Noonan grew up admiring like Christina Anu, a fellow Queenslander, “So there’s strong Queensland DNA. And Emily’s based in Queensland, even though she’s originally from Groote Eylandt, which is up in the Cape – technically it’s NT.”

Rounding out the quartet is legendary rocker Suze DeMarche, who made her bones fronting Baby Animals before carving out an impressive solo career in the male-dominated Aussie rock scene. “Obviously I wanted to have an amazing woman who is also known in rock circles, because obviously Chisel are an amazing kick-ass rock band,” Noonan adds. “I immediately thought of Suze, who is, I think, maybe ten years older than me and someone that I look up to. So, it was really like a multi-generational thing. It’s a good snapshot of women from different walks of life and we’re all extremely different, but we all have come together in our combined admiration for the song-writing genius of Don Walker.”

When we speak, the exact set list is still being pinned down, but Noonan promises a mix of crowd-pleasers and deeper cuts from Walker’s back catalogue, although she stresses she is not calling the shots. “I’m working with artists who I really admire, so I’m really leaving the decisions to them. I’m just helping facilitate this vision, I’m not telling people what to do.”
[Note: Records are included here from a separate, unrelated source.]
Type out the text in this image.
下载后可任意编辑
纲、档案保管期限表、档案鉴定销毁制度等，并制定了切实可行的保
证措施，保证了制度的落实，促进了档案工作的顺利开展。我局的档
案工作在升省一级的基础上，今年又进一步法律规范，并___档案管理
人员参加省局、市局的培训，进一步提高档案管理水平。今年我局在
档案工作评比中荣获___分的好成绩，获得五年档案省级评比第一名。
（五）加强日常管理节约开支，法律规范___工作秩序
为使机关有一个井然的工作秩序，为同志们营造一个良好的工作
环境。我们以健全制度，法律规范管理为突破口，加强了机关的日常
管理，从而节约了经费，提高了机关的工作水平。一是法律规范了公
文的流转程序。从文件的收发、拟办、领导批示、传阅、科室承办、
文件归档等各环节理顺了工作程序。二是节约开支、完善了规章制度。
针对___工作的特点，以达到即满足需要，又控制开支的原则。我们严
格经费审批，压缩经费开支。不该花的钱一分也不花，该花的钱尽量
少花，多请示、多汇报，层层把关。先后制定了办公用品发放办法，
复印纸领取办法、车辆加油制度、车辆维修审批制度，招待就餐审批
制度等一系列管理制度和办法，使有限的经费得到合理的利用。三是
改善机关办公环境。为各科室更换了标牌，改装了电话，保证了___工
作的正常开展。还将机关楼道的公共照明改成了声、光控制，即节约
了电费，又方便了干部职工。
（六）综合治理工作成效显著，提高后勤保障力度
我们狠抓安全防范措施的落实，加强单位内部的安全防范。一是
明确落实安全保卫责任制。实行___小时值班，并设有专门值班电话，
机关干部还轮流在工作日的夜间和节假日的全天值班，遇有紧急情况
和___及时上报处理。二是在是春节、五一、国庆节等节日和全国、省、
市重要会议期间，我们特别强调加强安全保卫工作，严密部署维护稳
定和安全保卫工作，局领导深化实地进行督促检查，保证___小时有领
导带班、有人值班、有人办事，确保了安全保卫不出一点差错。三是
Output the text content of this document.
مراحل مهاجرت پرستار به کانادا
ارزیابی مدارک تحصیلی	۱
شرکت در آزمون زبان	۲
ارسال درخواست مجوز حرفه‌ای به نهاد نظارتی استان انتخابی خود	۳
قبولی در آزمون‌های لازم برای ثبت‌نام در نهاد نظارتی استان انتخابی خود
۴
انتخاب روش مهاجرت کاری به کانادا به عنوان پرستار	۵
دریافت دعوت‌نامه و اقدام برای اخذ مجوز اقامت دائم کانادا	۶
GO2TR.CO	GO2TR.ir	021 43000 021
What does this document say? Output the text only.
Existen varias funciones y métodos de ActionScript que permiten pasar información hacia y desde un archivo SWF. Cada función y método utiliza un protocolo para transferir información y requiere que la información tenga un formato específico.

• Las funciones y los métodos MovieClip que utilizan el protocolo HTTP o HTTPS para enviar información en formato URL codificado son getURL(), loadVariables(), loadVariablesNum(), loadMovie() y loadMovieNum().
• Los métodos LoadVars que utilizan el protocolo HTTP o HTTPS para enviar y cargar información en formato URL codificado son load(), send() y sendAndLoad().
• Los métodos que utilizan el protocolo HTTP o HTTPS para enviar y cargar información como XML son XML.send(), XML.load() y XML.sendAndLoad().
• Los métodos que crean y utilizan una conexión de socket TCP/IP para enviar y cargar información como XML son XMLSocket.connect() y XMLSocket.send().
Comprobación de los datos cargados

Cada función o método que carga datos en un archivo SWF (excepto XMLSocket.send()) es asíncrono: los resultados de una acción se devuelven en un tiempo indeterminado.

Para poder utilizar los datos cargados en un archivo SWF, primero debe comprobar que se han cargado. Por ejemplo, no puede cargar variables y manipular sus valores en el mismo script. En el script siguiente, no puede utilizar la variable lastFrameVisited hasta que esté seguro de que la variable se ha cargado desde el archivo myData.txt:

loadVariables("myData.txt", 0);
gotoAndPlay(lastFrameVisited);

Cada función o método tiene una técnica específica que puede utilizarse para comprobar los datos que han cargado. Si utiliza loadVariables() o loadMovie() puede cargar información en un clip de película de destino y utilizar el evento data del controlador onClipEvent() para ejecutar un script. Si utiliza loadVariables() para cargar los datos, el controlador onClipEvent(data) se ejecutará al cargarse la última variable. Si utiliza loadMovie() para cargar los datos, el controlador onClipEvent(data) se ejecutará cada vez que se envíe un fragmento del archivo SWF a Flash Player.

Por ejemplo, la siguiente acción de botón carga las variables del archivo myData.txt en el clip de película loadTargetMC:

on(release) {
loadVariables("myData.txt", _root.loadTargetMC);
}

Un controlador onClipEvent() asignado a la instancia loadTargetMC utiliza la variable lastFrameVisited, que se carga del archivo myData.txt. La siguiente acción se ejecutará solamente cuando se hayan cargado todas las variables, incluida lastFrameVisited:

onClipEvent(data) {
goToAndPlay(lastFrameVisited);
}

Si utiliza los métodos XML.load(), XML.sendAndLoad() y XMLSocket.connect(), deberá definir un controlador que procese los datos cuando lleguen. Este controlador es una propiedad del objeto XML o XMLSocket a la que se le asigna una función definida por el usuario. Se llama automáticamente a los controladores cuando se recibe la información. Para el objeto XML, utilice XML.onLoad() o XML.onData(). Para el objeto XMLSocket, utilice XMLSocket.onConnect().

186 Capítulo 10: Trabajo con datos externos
She has been talking with Don a lot. “He has given us a suggested song list, and I found some amazing B-side Chisel tunes that I’d never heard that are bloody brilliant. Obviously we’ll do the songs that people want to hear, because I want to hear them as well: ‘Flame Trees’ and ‘Choir Girl’, ‘Cheap Wine’. you know, the absolute bangers that it would be remiss to not do.”

But expect some obscure wild card tunes too, from Tex, Don, and Charlie, and from Don’s solo career, “Also songs that he wrote for people like Slim Dusty and other artists,” she adds. “It’ll be a really interesting melting pot of different songs.”

Still, she assures us to expect a night of traditional Don Walker tunes – there’ll be no radical reinterpretations here. “I think we will stick relatively close to the originals. I’ve done other projects where I’ve done the Beatles song book with a jazz quintet, but it will be absolutely nothing like that. We’re certainly not going to go and do jazz versions of Chisel. They’re such iconic songs, you don’t want to mess with the magic.”